Andrea calls them "gifts" from her drunk self to her sober self.
When she hasn't been drinking, the 26-year-old New Yorker says that she rarely does more than browse online retail sites. But give her some booze and the buying begins.
"Get some drinks in me and I'm more likely to bite the bullet and figure out where to store the crap later on," she said.
Andrea, who asked to withhold her name to protect her privacy, said she's shopped under the influence more than a dozen times, but the habit comes and goes.
"I'll do it several times over a month and then forget about it for a while," she said. "Luckily, I haven't bought or won anything terribly extravagant. Generally, I am pleasantly surprised about my purchases."
After her latest late-night spree, she said awoke to the whole Doc Savage comic book series, the movie "Popeye," with Robin Williams, the children's book "Mouse Tails," and (her favorite) the book "Statistics for the Utterly Confused."
While inebriated Internet buying may not be be an epidemic, it's also not that unusual. A spokesperson for an online retail site, who asked to speak on condition of anonymity, said that intoxicated-sounding shoppers regularly call the site's customer service asking for help placing orders.
"They're trying to get a little roadside assistance on the shopping piece," the spokesperson said, adding that sometimes the customers need technical guidance, while other times it sounds like they just want to hear a friendly voice.
Andrea said she's partial to things that remind her of childhood memories (her very first drunk purchases were the book "The Phantom Tollbooth" and a whittling kit), but, occasionally, she said she wakes up to the just plain bizarre.
"I [bid] on a plaster casting kit, which is rather surprising as I have no idea what I was thinking of doing with it," she said.
But no matter what her sober self finds in the morning, she said she never thinks of returning anything.
"[I'm] way too embarrassed," she said.
Psychologists say the habit is fairly harmless as long as people don't take it to extremes or spend extravagantly.
"Normally, when we haven't had a drink or two, our rational selves intercede between the emotion and the action and we say, 'Oh, I don't really need that' or 'Oh, I don't have the money right now,'" said John Grohol, a clinical psychologist and founder of the online mental health resource PsychCentral.com. "But alcohol takes that one step away, that rational voice away, and we go directly to the emotion and the behavior."
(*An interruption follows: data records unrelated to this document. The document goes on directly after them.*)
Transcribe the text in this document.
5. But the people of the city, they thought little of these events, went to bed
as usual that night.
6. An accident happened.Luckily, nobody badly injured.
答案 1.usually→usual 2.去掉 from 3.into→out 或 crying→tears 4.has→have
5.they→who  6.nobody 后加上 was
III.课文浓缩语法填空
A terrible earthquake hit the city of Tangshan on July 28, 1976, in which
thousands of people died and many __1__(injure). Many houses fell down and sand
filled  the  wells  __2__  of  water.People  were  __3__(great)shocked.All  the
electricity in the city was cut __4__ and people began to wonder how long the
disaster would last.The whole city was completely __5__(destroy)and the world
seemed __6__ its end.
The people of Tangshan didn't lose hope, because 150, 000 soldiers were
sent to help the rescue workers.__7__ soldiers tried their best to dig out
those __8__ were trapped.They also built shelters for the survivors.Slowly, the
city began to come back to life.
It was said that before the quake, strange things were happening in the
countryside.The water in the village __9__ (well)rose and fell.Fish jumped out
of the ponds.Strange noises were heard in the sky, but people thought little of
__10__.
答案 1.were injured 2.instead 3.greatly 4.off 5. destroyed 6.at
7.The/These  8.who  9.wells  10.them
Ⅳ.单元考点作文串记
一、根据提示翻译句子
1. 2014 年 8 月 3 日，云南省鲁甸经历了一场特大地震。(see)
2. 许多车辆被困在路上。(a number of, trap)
Grohol said there's never been research specifically on the topic of drunk shopping, but he hears anecdotes from time to time about people who lose spending anxiety after drinking.
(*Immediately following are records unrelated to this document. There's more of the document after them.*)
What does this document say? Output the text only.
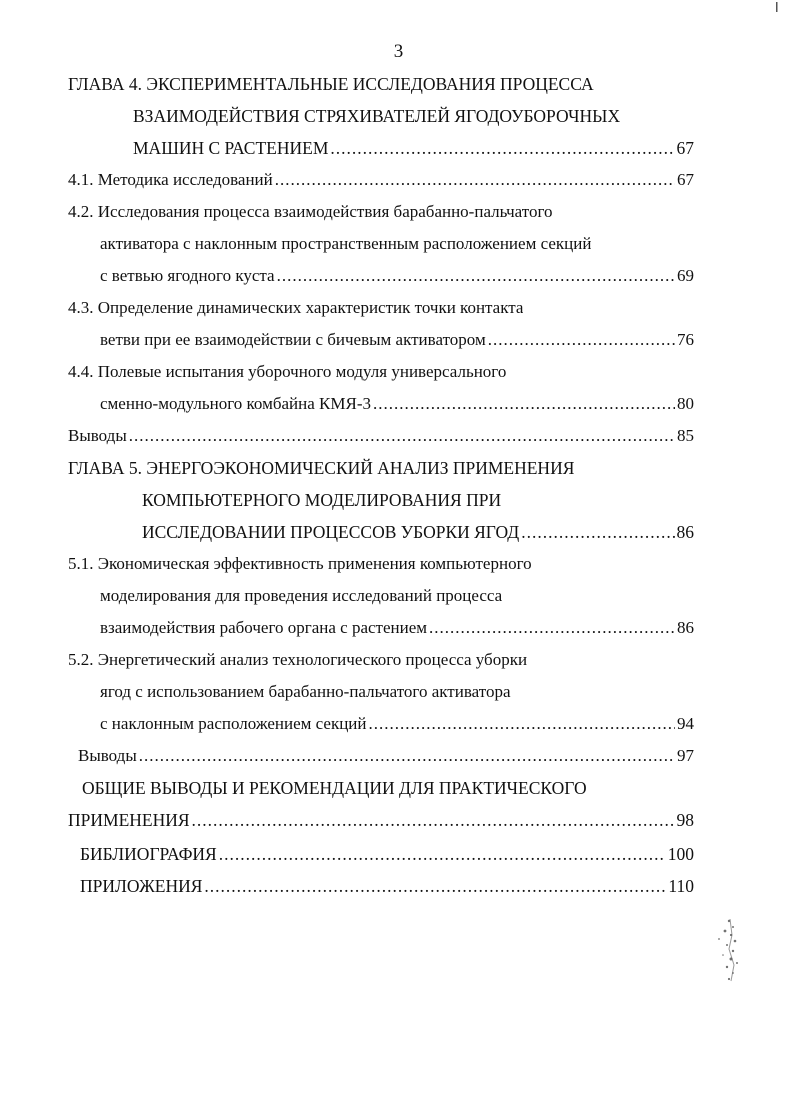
3
ГЛАВА 4. ЭКСПЕРИМЕНТАЛЬНЫЕ ИССЛЕДОВАНИЯ ПРОЦЕССА
ВЗАИМОДЕЙСТВИЯ СТРЯХИВАТЕЛЕЙ ЯГОДОУБОРОЧНЫХ
МАШИН С РАСТЕНИЕМ .....	67
4.1. Методика исследований .....	67
4.2. Исследования процесса взаимодействия барабанно-пальчатого
активатора с наклонным пространственным расположением секций
с ветвью ягодного куста .....	69
4.3. Определение динамических характеристик точки контакта
ветви при ее взаимодействии с бичевым активатором .....	76
4.4. Полевые испытания уборочного модуля универсального
сменно-модульного комбайна КМЯ-3 .....	80
Выводы .....	85
ГЛАВА 5. ЭНЕРГОЭКОНОМИЧЕСКИЙ АНАЛИЗ ПРИМЕНЕНИЯ
КОМПЬЮТЕРНОГО МОДЕЛИРОВАНИЯ ПРИ
ИССЛЕДОВАНИИ ПРОЦЕССОВ УБОРКИ ЯГОД .....	86
5.1. Экономическая эффективность применения компьютерного
моделирования для проведения исследований процесса
взаимодействия рабочего органа с растением .....	86
5.2. Энергетический анализ технологического процесса уборки
ягод с использованием барабанно-пальчатого активатора
с наклонным расположением секций .....	94
Выводы .....	97
ОБЩИЕ ВЫВОДЫ И РЕКОМЕНДАЦИИ ДЛЯ ПРАКТИЧЕСКОГО
ПРИМЕНЕНИЯ .....	98
БИБЛИОГРАФИЯ .....	100
ПРИЛОЖЕНИЯ .....	110
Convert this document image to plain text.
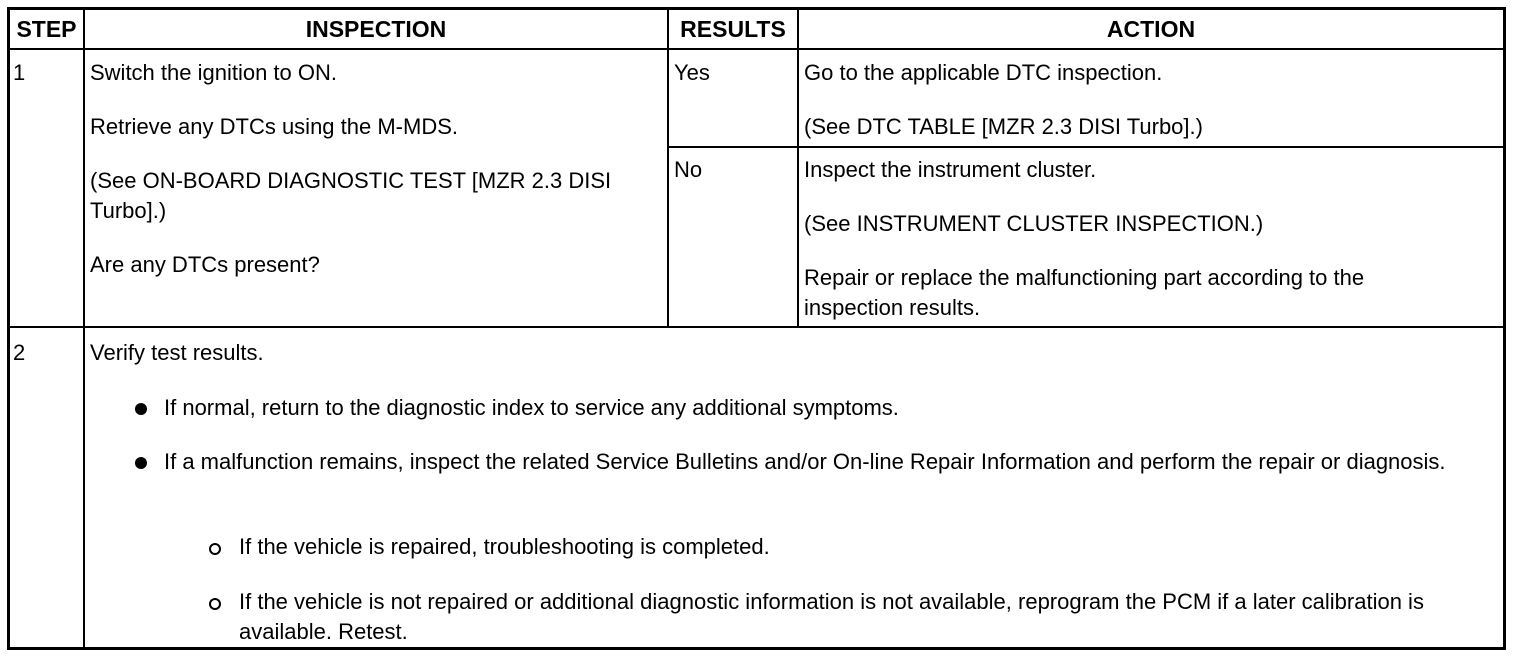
STEP	INSPECTION	RESULTS	ACTION
1	Switch the ignition to ON.

Retrieve any DTCs using the M-MDS.

(See ON-BOARD DIAGNOSTIC TEST [MZR 2.3 DISI Turbo].)

Are any DTCs present?

Yes	Go to the applicable DTC inspection.

(See DTC TABLE [MZR 2.3 DISI Turbo].)

No	Inspect the instrument cluster.

(See INSTRUMENT CLUSTER INSPECTION.)

Repair or replace the malfunctioning part according to the inspection results.

2	Verify test results.
If normal, return to the diagnostic index to service any additional symptoms.
If a malfunction remains, inspect the related Service Bulletins and/or On-line Repair Information and perform the repair or diagnosis.
If the vehicle is repaired, troubleshooting is completed.
If the vehicle is not repaired or additional diagnostic information is not available, reprogram the PCM if a later calibration is available. Retest.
"What the Internet has done is provide the instantaneous access to things in our lives that we didn't use to have such easy access to," he said. "Having such great access to all these things also means that it's so much easier when you have a little less inhibition from drinking alcohol or something like that. …It's two clicks away so when you don't have those normal inhibitions working it's easier to engage in that behavior and not think twice about it."